Court Avenue Set to Close


Court Avenue in Bellefontaine is set to close for repairs on Monday, September 18th.

The closure is expected to last throughout the week.

Court Avenue is the oldest concrete street in America, and more than 60% of the concrete originally laid in 1891 remains today.

Crews from the City Street Department will begin work on Monday to address a number of safety concerns that have come up recently, including some significant holes and uneven or crumbling surfaces.

“Just as with any other street, repairs sometimes become necessary for Court Avenue,” said Service-Safety Director Wes Dodds. He continued, “However, whenever we are preparing to do work on Court Street, we are mindful of the historical significance of that surface and are careful to complete the necessary work with as little disturbance to that concrete that has been in place for the last 132 years.”

This project will primarily consist of removing and repouring areas of the street that have previously been replaced.

The project will enhance the safety of the street for pedestrian and vehicular travel alike and will prepare the street to better endure the coming winter months, which can be hard on impervious surfaces because of moisture, freezing, and thawing.

Crews plan to excavate areas of the street on Monday and Tuesday, with new concrete being poured on Wednesday and Thursday.

The construction schedule is subject to change due to weather conditions.

  1. Ader T***off
    Ader T***off
    September 16, 2023 at 6:29 pm

    If the history of the streer’s so important, shouldn’t the city hire professionals to do the work?

    • Richard pine
      Richard pine
      September 16, 2023 at 8:26 pm

      Your correct they should..when repaired the last half a dozen times they thow some concrete down..caulk the edges cheaply then the edges fail quickly with little maintenance after that

    • Ed
      September 18, 2023 at 12:30 am

      Another question is, if the street’s history is so important, why permit vehicular traffic?

      • Food for thought
        Food for thought
        September 18, 2023 at 9:35 pm

        They didn’t for a very long time.
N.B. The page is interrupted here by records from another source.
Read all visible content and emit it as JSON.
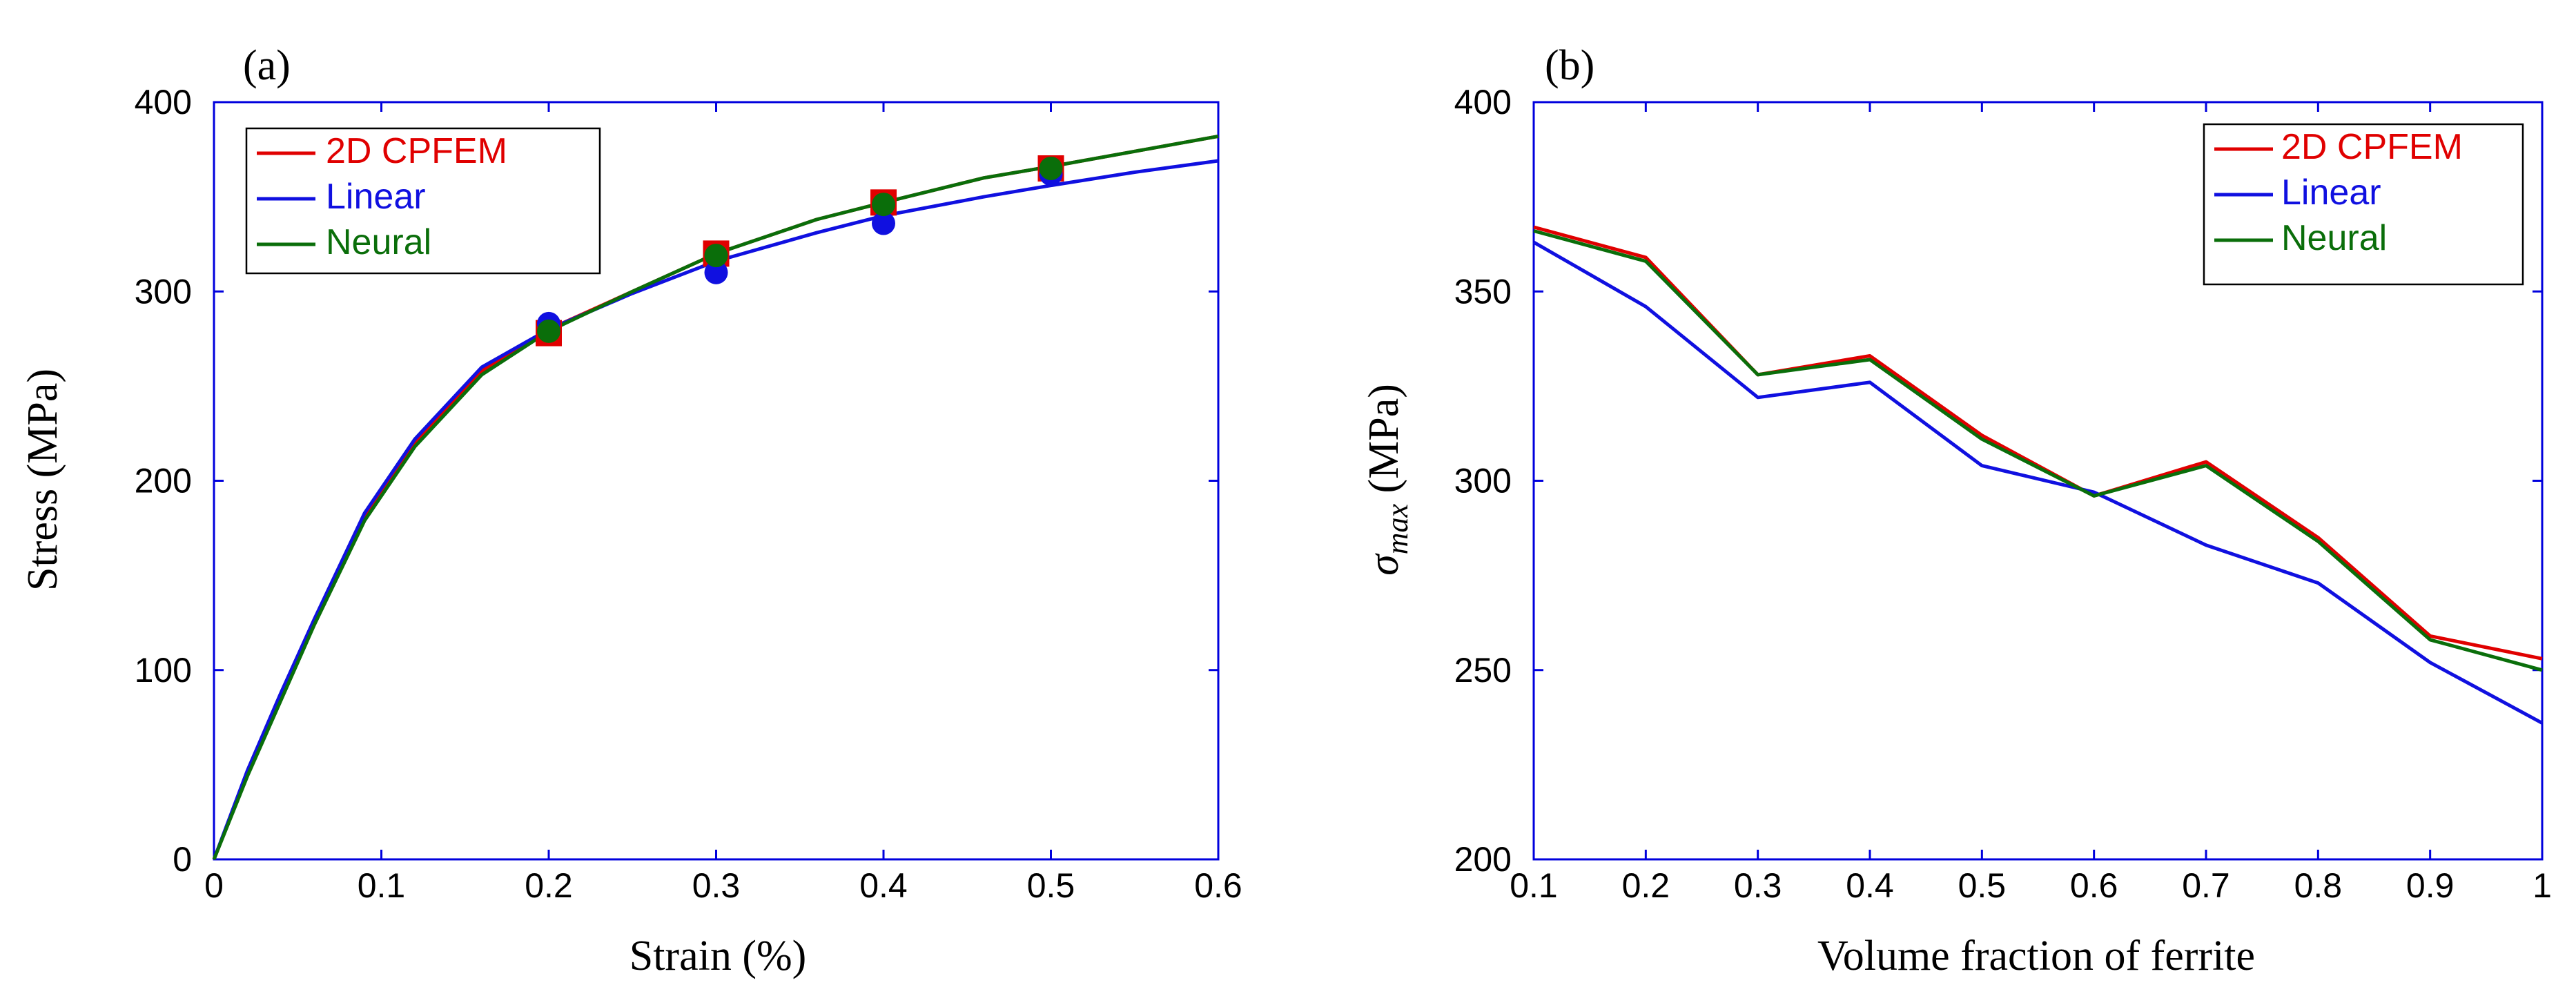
{
  "chart_data": [
    {
      "type": "line",
      "panel_label": "(a)",
      "xlabel": "Strain (%)",
      "ylabel": "Stress (MPa)",
      "xlim": [
        0,
        0.6
      ],
      "ylim": [
        0,
        400
      ],
      "x_ticks": [
        0,
        0.1,
        0.2,
        0.3,
        0.4,
        0.5,
        0.6
      ],
      "y_ticks": [
        0,
        100,
        200,
        300,
        400
      ],
      "x_tick_labels": [
        "0",
        "0.1",
        "0.2",
        "0.3",
        "0.4",
        "0.5",
        "0.6"
      ],
      "y_tick_labels": [
        "0",
        "100",
        "200",
        "300",
        "400"
      ],
      "legend_position": "top-left",
      "series": [
        {
          "name": "2D CPFEM",
          "color": "#e00000",
          "x": [
            0,
            0.02,
            0.04,
            0.06,
            0.09,
            0.12,
            0.16,
            0.2,
            0.25,
            0.3,
            0.36,
            0.4,
            0.46,
            0.5,
            0.55,
            0.6
          ],
          "y": [
            0,
            45,
            85,
            125,
            180,
            220,
            258,
            280,
            300,
            320,
            338,
            347,
            360,
            366,
            374,
            382
          ]
        },
        {
          "name": "Linear",
          "color": "#1010e0",
          "x": [
            0,
            0.02,
            0.04,
            0.06,
            0.09,
            0.12,
            0.16,
            0.2,
            0.25,
            0.3,
            0.36,
            0.4,
            0.46,
            0.5,
            0.55,
            0.6
          ],
          "y": [
            0,
            47,
            88,
            127,
            183,
            222,
            260,
            280,
            299,
            316,
            331,
            340,
            350,
            356,
            363,
            369
          ]
        },
        {
          "name": "Neural",
          "color": "#0a6e0a",
          "x": [
            0,
            0.02,
            0.04,
            0.06,
            0.09,
            0.12,
            0.16,
            0.2,
            0.25,
            0.3,
            0.36,
            0.4,
            0.46,
            0.5,
            0.55,
            0.6
          ],
          "y": [
            0,
            44,
            84,
            124,
            179,
            218,
            256,
            279,
            300,
            320,
            338,
            347,
            360,
            366,
            374,
            382
          ]
        }
      ],
      "markers": [
        {
          "series": "2D CPFEM",
          "shape": "square",
          "color": "#e00000",
          "x": [
            0.2,
            0.3,
            0.4,
            0.5
          ],
          "y": [
            278,
            320,
            347,
            365
          ]
        },
        {
          "series": "Linear",
          "shape": "circle",
          "color": "#1010e0",
          "x": [
            0.2,
            0.3,
            0.4,
            0.5
          ],
          "y": [
            283,
            310,
            336,
            362
          ]
        },
        {
          "series": "Neural",
          "shape": "circle",
          "color": "#0a6e0a",
          "x": [
            0.2,
            0.3,
            0.4,
            0.5
          ],
          "y": [
            279,
            319,
            346,
            365
          ]
        }
      ]
    },
    {
      "type": "line",
      "panel_label": "(b)",
      "xlabel": "Volume fraction of ferrite",
      "ylabel_symbol": "σ",
      "ylabel_subscript": "max",
      "ylabel_unit": "(MPa)",
      "xlim": [
        0.1,
        1
      ],
      "ylim": [
        200,
        400
      ],
      "x_ticks": [
        0.1,
        0.2,
        0.3,
        0.4,
        0.5,
        0.6,
        0.7,
        0.8,
        0.9,
        1
      ],
      "y_ticks": [
        200,
        250,
        300,
        350,
        400
      ],
      "x_tick_labels": [
        "0.1",
        "0.2",
        "0.3",
        "0.4",
        "0.5",
        "0.6",
        "0.7",
        "0.8",
        "0.9",
        "1"
      ],
      "y_tick_labels": [
        "200",
        "250",
        "300",
        "350",
        "400"
      ],
      "legend_position": "top-right",
      "series": [
        {
          "name": "2D CPFEM",
          "color": "#e00000",
          "x": [
            0.1,
            0.2,
            0.3,
            0.4,
            0.5,
            0.6,
            0.7,
            0.8,
            0.9,
            1.0
          ],
          "y": [
            367,
            359,
            328,
            333,
            312,
            296,
            305,
            285,
            259,
            253
          ]
        },
        {
          "name": "Linear",
          "color": "#1010e0",
          "x": [
            0.1,
            0.2,
            0.3,
            0.4,
            0.5,
            0.6,
            0.7,
            0.8,
            0.9,
            1.0
          ],
          "y": [
            363,
            346,
            322,
            326,
            304,
            297,
            283,
            273,
            252,
            236
          ]
        },
        {
          "name": "Neural",
          "color": "#0a6e0a",
          "x": [
            0.1,
            0.2,
            0.3,
            0.4,
            0.5,
            0.6,
            0.7,
            0.8,
            0.9,
            1.0
          ],
          "y": [
            366,
            358,
            328,
            332,
            311,
            296,
            304,
            284,
            258,
            250
          ]
        }
      ]
    }
  ]
}
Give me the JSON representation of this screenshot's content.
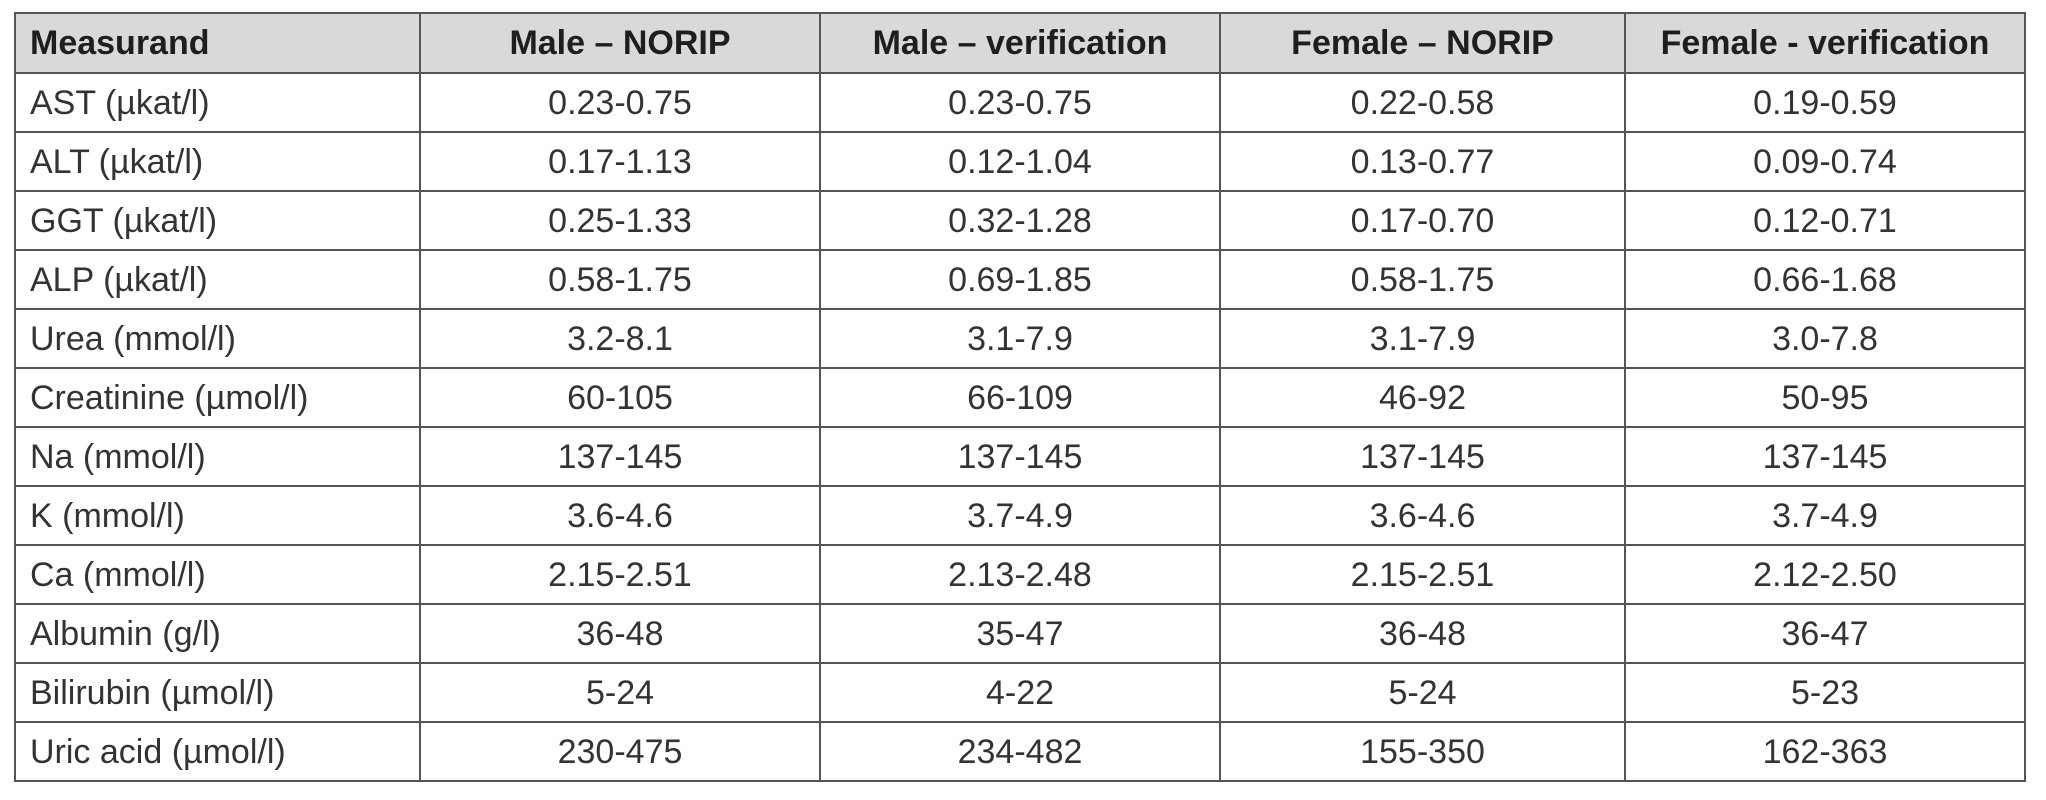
{
  "table": {
    "headers": [
      "Measurand",
      "Male – NORIP",
      "Male – verification",
      "Female – NORIP",
      "Female - verification"
    ],
    "rows": [
      [
        "AST (µkat/l)",
        "0.23-0.75",
        "0.23-0.75",
        "0.22-0.58",
        "0.19-0.59"
      ],
      [
        "ALT (µkat/l)",
        "0.17-1.13",
        "0.12-1.04",
        "0.13-0.77",
        "0.09-0.74"
      ],
      [
        "GGT (µkat/l)",
        "0.25-1.33",
        "0.32-1.28",
        "0.17-0.70",
        "0.12-0.71"
      ],
      [
        "ALP (µkat/l)",
        "0.58-1.75",
        "0.69-1.85",
        "0.58-1.75",
        "0.66-1.68"
      ],
      [
        "Urea (mmol/l)",
        "3.2-8.1",
        "3.1-7.9",
        "3.1-7.9",
        "3.0-7.8"
      ],
      [
        "Creatinine (µmol/l)",
        "60-105",
        "66-109",
        "46-92",
        "50-95"
      ],
      [
        "Na (mmol/l)",
        "137-145",
        "137-145",
        "137-145",
        "137-145"
      ],
      [
        "K (mmol/l)",
        "3.6-4.6",
        "3.7-4.9",
        "3.6-4.6",
        "3.7-4.9"
      ],
      [
        "Ca (mmol/l)",
        "2.15-2.51",
        "2.13-2.48",
        "2.15-2.51",
        "2.12-2.50"
      ],
      [
        "Albumin (g/l)",
        "36-48",
        "35-47",
        "36-48",
        "36-47"
      ],
      [
        "Bilirubin (µmol/l)",
        "5-24",
        "4-22",
        "5-24",
        "5-23"
      ],
      [
        "Uric acid (µmol/l)",
        "230-475",
        "234-482",
        "155-350",
        "162-363"
      ]
    ]
  }
}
I remember it being closed to traffic for years when I was a kid, then as business picked up and more parking became a necessity, it was reopened after doing similar repair work that probably resulted in the 60% original surface remaining. After this work, is it going to be 50 or 40%? You’d think they’d at least crush the removed portions and recycle it back into the new batches of concrete going back down if they’re trying to maintain historical significance.